Nelle ultime settimane la scuola è stata usata come comoda scorciatoia, capro espiatorio di carenze che riguardano altri settori: dalla sanità stessa ai trasporti pubblici. Sanità e trasporti pubblici devono essere al servizio di alunni, alunne, studenti e studentesse, non viceversa.
Chiediamo pertanto che le scelte di Governo e Regioni siano all’altezza di quelle dei principali partner europei: restiamo in Europa, non solo in termini monetari e finanziari, ma in materia di diritti e di rapporti tra Stato e cittadini e cittadine.
Chiediamo che siano tutelati i diritti di fasce della popolazione che hanno già pagato caro la crisi in corso, e a cui al momento garantiamo solo il ruolo di debitori perpetui. Le scuole siano mantenute aperte, in presenza, in continuità, in sicurezza.
Chiediamo che le risorse siano indirizzate a tal scopo: potenziando finalmente i servizi scolastici in ogni territorio del Paese, facendone un presidio di salute e di istruzione; potenziando il trasporto pubblico necessario per lo spostamento di studenti e studentesse delle scuole superiori; potenziando la sanità, a tutela della generale salute pubblica.

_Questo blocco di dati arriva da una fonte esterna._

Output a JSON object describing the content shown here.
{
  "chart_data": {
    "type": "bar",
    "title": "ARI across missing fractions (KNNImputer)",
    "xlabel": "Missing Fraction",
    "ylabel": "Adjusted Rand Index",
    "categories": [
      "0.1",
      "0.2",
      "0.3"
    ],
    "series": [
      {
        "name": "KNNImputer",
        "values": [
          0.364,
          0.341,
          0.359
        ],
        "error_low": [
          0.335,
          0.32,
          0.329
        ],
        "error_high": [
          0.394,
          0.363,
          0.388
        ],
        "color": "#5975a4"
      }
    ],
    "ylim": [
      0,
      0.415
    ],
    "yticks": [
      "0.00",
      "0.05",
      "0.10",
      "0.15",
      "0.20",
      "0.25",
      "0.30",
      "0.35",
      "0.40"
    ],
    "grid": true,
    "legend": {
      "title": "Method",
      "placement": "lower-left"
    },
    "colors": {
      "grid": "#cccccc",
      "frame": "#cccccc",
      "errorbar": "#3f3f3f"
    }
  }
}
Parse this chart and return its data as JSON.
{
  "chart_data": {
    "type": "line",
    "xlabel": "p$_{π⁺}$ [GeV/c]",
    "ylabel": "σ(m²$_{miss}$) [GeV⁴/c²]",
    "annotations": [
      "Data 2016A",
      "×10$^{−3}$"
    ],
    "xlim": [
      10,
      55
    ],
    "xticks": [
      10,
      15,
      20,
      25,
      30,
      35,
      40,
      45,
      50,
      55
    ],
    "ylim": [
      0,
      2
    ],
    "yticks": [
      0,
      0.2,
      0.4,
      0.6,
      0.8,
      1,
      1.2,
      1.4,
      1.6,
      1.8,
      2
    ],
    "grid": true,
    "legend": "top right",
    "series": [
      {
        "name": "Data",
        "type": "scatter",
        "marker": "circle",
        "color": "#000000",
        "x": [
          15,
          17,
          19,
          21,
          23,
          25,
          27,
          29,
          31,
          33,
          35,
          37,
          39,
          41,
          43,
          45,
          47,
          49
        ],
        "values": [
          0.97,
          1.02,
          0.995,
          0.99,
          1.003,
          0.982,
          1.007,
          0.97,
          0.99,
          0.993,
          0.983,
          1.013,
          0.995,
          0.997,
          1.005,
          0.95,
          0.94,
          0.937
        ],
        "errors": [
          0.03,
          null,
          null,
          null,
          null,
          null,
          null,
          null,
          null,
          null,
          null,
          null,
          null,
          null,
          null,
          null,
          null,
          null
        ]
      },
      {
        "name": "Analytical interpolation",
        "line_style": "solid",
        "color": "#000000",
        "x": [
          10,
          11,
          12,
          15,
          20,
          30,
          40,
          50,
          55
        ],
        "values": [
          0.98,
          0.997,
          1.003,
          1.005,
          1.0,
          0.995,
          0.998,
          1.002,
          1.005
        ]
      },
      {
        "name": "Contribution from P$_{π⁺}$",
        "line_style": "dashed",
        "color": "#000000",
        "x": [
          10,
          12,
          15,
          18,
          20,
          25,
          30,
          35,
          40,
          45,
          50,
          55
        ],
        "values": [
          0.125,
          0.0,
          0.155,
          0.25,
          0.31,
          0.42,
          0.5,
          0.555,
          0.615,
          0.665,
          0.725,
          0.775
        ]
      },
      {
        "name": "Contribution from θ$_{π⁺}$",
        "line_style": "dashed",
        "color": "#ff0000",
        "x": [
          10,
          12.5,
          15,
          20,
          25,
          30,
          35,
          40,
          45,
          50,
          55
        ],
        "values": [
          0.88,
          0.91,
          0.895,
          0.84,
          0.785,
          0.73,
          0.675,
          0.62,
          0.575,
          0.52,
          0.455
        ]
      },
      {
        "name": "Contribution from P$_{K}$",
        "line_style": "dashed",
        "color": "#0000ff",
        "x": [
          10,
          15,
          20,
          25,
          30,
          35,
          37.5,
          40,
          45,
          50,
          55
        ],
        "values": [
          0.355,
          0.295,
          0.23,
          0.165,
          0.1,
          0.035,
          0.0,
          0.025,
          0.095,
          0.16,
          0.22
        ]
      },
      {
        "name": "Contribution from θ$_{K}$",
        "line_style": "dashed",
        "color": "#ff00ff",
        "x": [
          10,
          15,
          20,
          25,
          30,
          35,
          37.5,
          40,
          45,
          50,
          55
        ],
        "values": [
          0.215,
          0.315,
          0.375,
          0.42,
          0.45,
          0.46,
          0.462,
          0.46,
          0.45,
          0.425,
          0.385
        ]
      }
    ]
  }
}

La chiusura delle scuole sarebbe un fallimento di cui dovrete rendere conto di fronte a tutta l’Europa, a tutto il paese e soprattutto alle giovani generazioni. 

Priorità alla scuola


Il Comitato nazionale “Priorità alla Scuola
” 
è costituito da una rete di docenti, genitori, educatori e educatrici, dirigenti, studenti e studentesse, personale Ata provenienti da oltre 60 città italiane, che si battono per la riapertura della scuola in presenza, sicurezza, continuità e senza riduzioni di tempo. Il Comitato Priorità alla Scuola, nato nell’aprile 2020, quando vigeva ancora il lockdown generale, è sceso in piazza per la scuola la prima volta il 23 maggio in 18 città per chiedere un ritorno nelle scuole in presenza e in continuità. La seconda il 25 giugno in 60 città. Il 13 luglio ha organizzato presidi davanti a 10 regioni, tra cui l’Emilia Romagna (in quanto sede del presidente della Conferenza Regioni). Il 26 settembre ha organizzato una manifestazione nazionale a Roma, in piazza del Popolo, a cui hanno aderito tutti i sindacati confederali della Scuola (Cgil, Cisl, Uil, Gilda, Snals) e Cobas per la prima volta insieme nella stessa piazza dopo decenni.